Ein guter Ruf eilt dieser Stadt in Estland nicht gerade voraus: Provinziell sei sie. Rückständig. Bedächtig. Allzu bodenständig. Tartu, die ewig zweite. Oder gar dritte. In Tallinn, der Hauptstadt, ja, da wirbelt's im neuen Geist, dem europäischen. Aber in Tartu? Wo liegt das eigentlich?

Tartu liegt zwischen 700 Jahren deutsch-baltischer Herrschaft und 50 Jahren sowjetischer Okkupation am Fuße des Spätkapitalismus. Zwischendurch fließt der Embach, auf estnisch Emajägi, aber das nimmt man hier nicht so genau.

Tartu sagen die Esten, Dorpat sagen die Deutschen. Nur das russische Jurjew, das soll der Vergangenheit angehören. Tartu liegt im Herzen von Estland. Und im Südosten des Staates.

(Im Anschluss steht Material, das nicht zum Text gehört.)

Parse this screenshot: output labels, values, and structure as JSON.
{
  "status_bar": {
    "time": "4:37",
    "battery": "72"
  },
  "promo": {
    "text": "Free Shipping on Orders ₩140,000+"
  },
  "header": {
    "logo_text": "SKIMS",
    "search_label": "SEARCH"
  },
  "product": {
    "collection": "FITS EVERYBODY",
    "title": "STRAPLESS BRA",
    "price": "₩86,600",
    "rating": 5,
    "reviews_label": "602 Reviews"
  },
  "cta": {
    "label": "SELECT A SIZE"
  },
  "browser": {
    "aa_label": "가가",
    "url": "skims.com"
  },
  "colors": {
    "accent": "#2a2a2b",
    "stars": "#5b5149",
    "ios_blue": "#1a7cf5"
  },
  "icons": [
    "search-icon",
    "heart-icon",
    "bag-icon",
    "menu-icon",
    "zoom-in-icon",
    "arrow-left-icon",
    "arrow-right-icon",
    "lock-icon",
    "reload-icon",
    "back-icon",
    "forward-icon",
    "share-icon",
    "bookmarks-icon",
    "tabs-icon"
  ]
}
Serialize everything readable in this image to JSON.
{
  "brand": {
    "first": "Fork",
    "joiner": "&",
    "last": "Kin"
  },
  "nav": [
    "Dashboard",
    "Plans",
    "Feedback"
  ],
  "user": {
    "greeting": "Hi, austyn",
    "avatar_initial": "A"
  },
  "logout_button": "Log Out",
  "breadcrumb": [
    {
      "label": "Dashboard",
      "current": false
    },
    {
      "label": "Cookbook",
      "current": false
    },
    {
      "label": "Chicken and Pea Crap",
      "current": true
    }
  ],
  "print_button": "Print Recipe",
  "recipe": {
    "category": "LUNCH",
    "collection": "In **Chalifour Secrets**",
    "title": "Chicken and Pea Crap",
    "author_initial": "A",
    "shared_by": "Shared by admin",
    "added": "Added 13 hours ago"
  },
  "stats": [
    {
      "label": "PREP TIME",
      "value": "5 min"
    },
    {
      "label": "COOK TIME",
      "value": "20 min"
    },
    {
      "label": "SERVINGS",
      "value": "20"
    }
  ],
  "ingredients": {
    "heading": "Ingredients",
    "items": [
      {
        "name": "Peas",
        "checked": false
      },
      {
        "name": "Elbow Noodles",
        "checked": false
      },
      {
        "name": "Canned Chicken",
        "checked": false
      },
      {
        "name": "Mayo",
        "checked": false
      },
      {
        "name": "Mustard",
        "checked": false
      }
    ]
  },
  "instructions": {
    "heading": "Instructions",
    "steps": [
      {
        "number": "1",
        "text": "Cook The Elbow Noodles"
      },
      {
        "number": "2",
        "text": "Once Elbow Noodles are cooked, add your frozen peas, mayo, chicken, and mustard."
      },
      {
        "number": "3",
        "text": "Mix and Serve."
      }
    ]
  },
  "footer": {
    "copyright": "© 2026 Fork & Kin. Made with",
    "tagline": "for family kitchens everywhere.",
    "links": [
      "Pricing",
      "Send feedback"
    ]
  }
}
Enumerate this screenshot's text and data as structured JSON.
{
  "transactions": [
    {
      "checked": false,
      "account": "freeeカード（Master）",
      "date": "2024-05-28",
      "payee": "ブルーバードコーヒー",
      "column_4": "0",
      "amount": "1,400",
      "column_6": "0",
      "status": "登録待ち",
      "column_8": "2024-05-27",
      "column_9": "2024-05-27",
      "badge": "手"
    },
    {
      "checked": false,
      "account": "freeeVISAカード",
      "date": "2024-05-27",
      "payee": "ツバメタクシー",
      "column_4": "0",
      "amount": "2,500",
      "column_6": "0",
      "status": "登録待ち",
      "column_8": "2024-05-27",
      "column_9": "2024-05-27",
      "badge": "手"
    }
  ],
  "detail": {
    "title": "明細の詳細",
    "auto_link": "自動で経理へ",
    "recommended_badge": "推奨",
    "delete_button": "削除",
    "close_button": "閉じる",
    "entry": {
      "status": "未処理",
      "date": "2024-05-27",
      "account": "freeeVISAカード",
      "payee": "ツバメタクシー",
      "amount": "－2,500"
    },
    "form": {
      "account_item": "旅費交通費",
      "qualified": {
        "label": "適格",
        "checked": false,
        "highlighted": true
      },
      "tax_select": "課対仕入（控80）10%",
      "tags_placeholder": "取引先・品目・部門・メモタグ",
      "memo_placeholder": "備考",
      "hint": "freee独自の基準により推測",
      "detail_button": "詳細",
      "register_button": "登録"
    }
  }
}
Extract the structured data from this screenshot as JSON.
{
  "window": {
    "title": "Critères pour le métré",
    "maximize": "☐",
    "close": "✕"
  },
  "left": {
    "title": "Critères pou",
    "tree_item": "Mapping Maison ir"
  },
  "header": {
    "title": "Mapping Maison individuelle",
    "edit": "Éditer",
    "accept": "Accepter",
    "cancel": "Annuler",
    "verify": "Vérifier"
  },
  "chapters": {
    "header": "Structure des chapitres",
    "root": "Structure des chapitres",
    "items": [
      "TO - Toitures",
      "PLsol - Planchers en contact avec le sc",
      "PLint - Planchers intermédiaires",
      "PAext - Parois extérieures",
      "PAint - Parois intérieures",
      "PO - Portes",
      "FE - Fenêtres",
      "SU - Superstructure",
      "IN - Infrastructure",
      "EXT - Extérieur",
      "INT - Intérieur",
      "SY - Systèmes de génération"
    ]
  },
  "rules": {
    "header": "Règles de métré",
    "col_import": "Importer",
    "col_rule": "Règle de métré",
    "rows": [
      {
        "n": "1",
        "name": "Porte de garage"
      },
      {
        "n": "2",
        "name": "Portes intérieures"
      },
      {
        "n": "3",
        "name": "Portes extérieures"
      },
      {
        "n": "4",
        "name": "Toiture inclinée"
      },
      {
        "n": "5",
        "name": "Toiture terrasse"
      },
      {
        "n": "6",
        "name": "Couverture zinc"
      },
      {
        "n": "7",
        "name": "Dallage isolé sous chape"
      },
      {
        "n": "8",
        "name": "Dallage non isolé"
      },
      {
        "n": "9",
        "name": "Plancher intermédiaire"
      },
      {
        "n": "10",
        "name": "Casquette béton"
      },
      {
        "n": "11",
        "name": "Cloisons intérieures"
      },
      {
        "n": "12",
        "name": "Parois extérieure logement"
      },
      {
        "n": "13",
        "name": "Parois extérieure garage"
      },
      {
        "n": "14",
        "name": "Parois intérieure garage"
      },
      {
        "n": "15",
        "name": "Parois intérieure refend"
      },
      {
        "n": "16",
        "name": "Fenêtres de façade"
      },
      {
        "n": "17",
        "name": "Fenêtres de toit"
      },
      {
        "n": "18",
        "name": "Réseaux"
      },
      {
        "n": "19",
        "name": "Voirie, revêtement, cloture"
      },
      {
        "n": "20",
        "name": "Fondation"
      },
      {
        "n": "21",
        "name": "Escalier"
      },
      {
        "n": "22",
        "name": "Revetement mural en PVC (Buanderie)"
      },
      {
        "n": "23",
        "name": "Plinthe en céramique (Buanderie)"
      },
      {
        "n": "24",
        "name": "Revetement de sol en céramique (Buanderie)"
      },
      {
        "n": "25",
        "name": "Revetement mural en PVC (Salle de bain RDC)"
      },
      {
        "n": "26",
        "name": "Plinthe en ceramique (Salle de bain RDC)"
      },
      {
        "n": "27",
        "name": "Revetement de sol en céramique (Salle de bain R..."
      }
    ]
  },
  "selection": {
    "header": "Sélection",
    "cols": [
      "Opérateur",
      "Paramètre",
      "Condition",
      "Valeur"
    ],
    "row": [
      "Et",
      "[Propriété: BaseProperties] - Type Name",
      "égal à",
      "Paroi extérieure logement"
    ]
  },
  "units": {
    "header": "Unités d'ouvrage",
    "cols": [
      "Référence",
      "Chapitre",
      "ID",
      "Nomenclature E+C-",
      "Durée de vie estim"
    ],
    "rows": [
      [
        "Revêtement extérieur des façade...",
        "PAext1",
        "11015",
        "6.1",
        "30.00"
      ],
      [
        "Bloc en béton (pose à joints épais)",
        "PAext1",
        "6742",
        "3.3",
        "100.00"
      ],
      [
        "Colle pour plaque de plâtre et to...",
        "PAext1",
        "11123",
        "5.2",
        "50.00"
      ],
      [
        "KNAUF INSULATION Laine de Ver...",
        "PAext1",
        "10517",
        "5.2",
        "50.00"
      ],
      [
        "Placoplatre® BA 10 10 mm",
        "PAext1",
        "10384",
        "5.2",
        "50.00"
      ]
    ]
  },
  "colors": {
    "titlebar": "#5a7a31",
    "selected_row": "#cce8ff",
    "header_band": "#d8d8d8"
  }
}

So einen Sommer gab es hier lange nicht: Er verführte zu den knappesten Shorts, den kürzesten Minis, den gewagtesten Ausschnitten. Mit artistischem Geschick balancierten die Frauen mit den hochhakkigsten Schuhen, von Stöckel bis Plateau, über das Kopfsteinpflaster auf dem Rathausmarkt. Kaum ein deutscher Birkenstock war zu sehen. Touristen, vor allem Finnen, blieben in Tallinn hängen, wo die billige Einkaufsware und der Alkohol direkt an der Fähre aus Helsinki zu haben sind.

Allein der Blick vom Rathaus aus über den in gerader Achse angelegten Platz ist die schiere Augenlust: Die klassizistischen Fassaden der Häuser verengen sich perspektivisch bis hinunter zur Fußgängerbrücke über den Emajägi. Ende des 18. Jahrhunderts hatte hier ein Feuer alles zerstört. Die Architekten haben danach den Innenstadtkern vom Domplatz bis zum Fluß modern geplant.

Allerdings brauchten die Häuser stützende Holzpfähle zur Verankerung in dem morastigen Untergrund.

Jetzt faulen diese hölzernen Fundamente wegen des absinkenden Grundwassers vor sich hin - und lassen die Gebäude, darunter das Rathaus und die Universität, langsam absinken. Das "schiefe Haus" am Rathausplatz ist schon jetzt schiefer als der Turm von Pisa und gibt ein beliebtes Photomotiv ab.